4.      Kesempatan seluas-luasnya yang diberikan kepada masyarakat untuk
         berpartisipasi dan mengambil peran, juga sering disalah artikan, seolah-olah
         merasa diberi kesempatan untuk mengekspolitasi sumber daya alam dengan cara
         masing-masing semaunya sendiri.
5.      Dewan Perwakilan Rakyat Daerah (DPRD), yang seharusnya berperan mengontrol
         dan meluruskan segala kekeliruan implementasi Otonomi Daerah tidak
         menggunakan peran dan fungsi yang semestinya, bahkan seringkali mereka ikut
         terhanyut dan berlomba mengambil untung dari perilaku aparat dan masyarakat
         yang salah . Semua itu terjadi karena Otonomi Daerah lebih banyak menampilkan
         nuansa kepentingan pembangunan fisik dan ekonomi.
6.      Kurangnya pembangunan sumber daya manusia / Sumber Daya Manusia (moral,
         spiritual intelektual dan keterampilan) yang seharusnya diprioritaskan. Sumber
         Daya Manusia berkualitas ini merupakan kunci penentu dalam keberhasilan
         pelaksanaan Otonomi Daerah. Sumber Daya Manusia yang tidak/belum
         berkualitas inilah yang menyebabkan penyelenggaraan Otonomi Daerah tidak
         berjalan sebagaimana mestinya, penuh dengan intrik, konflik dan penyelewengan
         serta diwarnai oleh menonjolnya kepentingan pribadi dan kelompok.

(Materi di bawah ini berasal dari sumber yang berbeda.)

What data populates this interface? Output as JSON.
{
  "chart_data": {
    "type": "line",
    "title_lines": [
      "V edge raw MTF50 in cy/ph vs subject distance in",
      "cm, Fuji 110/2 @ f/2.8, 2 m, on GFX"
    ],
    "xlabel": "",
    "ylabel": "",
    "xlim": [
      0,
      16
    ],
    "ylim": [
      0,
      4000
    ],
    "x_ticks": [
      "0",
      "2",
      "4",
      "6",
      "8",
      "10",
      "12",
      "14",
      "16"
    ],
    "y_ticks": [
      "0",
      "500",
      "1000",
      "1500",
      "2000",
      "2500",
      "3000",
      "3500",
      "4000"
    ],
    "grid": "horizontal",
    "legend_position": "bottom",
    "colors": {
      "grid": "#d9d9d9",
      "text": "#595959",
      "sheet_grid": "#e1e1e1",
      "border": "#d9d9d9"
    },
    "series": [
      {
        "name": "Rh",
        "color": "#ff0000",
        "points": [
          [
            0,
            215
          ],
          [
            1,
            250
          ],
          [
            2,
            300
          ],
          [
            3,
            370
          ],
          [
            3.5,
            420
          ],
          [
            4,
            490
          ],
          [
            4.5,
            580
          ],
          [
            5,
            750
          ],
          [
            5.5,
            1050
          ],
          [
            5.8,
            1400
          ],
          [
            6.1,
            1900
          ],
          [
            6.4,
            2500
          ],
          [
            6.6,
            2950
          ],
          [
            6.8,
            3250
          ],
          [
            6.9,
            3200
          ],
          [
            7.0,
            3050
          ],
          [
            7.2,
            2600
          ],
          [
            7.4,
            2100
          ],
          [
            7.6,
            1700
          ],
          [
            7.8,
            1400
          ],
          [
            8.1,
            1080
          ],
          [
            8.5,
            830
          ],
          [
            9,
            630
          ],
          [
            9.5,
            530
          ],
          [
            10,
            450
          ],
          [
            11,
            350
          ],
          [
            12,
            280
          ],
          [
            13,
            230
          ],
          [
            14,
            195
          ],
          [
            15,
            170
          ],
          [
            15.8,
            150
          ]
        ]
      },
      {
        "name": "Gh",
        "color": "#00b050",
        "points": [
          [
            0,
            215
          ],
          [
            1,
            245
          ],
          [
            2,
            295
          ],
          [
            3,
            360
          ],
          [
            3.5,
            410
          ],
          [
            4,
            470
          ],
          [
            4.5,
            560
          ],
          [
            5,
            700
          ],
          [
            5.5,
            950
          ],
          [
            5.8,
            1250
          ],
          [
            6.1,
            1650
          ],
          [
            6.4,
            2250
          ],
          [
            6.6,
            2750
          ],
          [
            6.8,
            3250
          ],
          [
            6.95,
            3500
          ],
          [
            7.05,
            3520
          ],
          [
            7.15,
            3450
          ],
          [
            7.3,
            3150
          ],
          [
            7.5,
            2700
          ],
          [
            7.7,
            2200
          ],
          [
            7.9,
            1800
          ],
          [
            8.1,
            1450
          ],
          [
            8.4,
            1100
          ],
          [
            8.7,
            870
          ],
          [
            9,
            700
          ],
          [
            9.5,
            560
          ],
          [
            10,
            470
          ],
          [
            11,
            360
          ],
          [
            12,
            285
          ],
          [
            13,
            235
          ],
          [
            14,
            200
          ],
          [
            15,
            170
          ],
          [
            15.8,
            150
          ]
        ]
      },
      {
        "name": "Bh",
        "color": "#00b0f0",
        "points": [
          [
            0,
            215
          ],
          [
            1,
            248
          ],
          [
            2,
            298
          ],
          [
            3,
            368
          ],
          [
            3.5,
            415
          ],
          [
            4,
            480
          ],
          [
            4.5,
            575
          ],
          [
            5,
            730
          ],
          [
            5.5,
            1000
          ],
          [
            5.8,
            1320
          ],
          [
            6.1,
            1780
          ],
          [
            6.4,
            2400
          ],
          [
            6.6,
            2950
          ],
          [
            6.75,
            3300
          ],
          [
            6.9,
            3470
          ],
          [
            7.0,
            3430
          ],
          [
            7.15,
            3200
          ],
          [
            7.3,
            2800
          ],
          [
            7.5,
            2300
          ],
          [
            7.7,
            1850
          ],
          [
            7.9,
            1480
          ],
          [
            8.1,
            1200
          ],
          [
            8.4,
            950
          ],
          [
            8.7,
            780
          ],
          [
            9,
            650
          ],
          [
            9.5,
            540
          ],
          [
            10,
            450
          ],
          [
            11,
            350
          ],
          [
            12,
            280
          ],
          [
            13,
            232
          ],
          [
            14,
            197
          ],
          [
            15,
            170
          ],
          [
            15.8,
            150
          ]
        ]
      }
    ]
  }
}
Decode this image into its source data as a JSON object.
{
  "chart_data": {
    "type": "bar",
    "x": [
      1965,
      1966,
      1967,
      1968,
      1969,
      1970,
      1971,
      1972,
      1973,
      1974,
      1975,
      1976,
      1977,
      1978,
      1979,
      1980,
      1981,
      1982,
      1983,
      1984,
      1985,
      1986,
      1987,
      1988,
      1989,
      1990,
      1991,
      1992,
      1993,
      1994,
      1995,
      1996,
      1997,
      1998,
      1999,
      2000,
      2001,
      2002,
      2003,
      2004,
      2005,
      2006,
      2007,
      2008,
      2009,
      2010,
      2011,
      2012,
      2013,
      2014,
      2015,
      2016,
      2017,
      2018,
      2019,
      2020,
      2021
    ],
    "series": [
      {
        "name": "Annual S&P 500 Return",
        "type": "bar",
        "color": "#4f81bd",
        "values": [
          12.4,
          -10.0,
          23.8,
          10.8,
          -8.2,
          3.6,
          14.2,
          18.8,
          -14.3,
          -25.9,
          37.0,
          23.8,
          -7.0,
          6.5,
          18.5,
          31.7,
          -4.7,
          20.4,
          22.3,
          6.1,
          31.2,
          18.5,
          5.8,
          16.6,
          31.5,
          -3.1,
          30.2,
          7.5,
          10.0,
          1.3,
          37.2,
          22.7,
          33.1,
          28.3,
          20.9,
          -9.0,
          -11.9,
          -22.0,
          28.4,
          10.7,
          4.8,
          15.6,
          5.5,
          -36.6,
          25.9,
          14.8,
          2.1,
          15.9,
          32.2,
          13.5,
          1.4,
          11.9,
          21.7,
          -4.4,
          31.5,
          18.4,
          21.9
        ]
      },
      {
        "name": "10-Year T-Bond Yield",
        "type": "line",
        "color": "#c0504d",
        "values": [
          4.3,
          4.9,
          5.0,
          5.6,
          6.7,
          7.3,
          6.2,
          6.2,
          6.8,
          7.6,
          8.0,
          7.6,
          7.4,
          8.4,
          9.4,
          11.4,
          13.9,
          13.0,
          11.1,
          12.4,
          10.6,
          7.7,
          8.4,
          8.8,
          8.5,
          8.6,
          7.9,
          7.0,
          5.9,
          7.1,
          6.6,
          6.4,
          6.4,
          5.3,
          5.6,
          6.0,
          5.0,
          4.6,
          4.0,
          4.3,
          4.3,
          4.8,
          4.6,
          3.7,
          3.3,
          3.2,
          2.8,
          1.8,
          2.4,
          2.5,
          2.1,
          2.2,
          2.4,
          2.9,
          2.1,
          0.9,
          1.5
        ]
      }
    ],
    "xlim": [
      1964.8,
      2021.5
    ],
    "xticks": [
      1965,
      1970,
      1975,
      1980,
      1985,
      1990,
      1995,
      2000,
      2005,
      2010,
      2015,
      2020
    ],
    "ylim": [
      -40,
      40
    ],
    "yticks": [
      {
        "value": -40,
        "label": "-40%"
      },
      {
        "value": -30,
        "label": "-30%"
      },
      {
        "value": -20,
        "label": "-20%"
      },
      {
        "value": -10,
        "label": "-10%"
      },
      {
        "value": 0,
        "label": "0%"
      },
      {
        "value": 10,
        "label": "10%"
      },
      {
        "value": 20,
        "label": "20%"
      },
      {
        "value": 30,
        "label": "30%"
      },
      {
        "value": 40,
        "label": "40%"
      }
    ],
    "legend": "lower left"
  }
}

D.    PELAKSANAAN OTONOMI DAERAH

Pelaksanaan otonomi daerah di Indonesia Sejak diberlakukannya UU No. 32 Tahun 2004 tentang Pemerintahan Daerah, banyak aspek positif yang diharapkan dalam pemberlakuan Undang-Undang tersebut. Otonomi Daerah memang dapat membawa perubahan positif di daerah dalam hal kewenangan daerah untuk mengatur diri sendiri. Kewenangan ini menjadi sebuah impian karena sistem pemerintahan yang sentralistik cenderung menempatkan daerah sebagai pelaku pembangunan yang tidak begitu penting atau sebagai pelaku pinggiran. Tujuan pemberian otonomi kepada daerah sangat baik, yaitu untuk memberdayakan daerah, termasuk masyarakatnya, mendorong prakarsa dan peran serta masyarakat dalam proses pemerintahan dan pembangunan. Pada masa lalu, pengerukan potensi daerah ke pusat terus dilakukan dengan dalih pemerataan pembangunan. Alih-alih mendapatkan manfaat dari pembangunan, daerah justru mengalami proses pemiskinan yang luar biasa. Dengan kewenangan yang didapat daerah dari pelaksanaan Otonomi Daerah, banyak daerah yang optimis bakal bisa mengubah keadaan yang tidak menguntungkan tersebut. Beberapa contoh keberhasilan dari berbagai daerah dalam pelaksanaan otonomi daerah yaitu:

1.      Di Kabupaten Wonosobo, Jawa Tengah, masyarakat lokal dan LSM yang
         mendukung telah berkerja sama dengan dewan setempat untuk merancang suatu
          aturan tentang pengelolaan sumber daya kehutanan yang bersifat kemasyarakatan
          (community-based). Aturan itu ditetapkan pada bulan Oktober yang
          memungkinkan bupati mengeluarkan izin kepada masyarakat untuk mengelola
          hutan milik negara dengan cara yang berkelanjutan.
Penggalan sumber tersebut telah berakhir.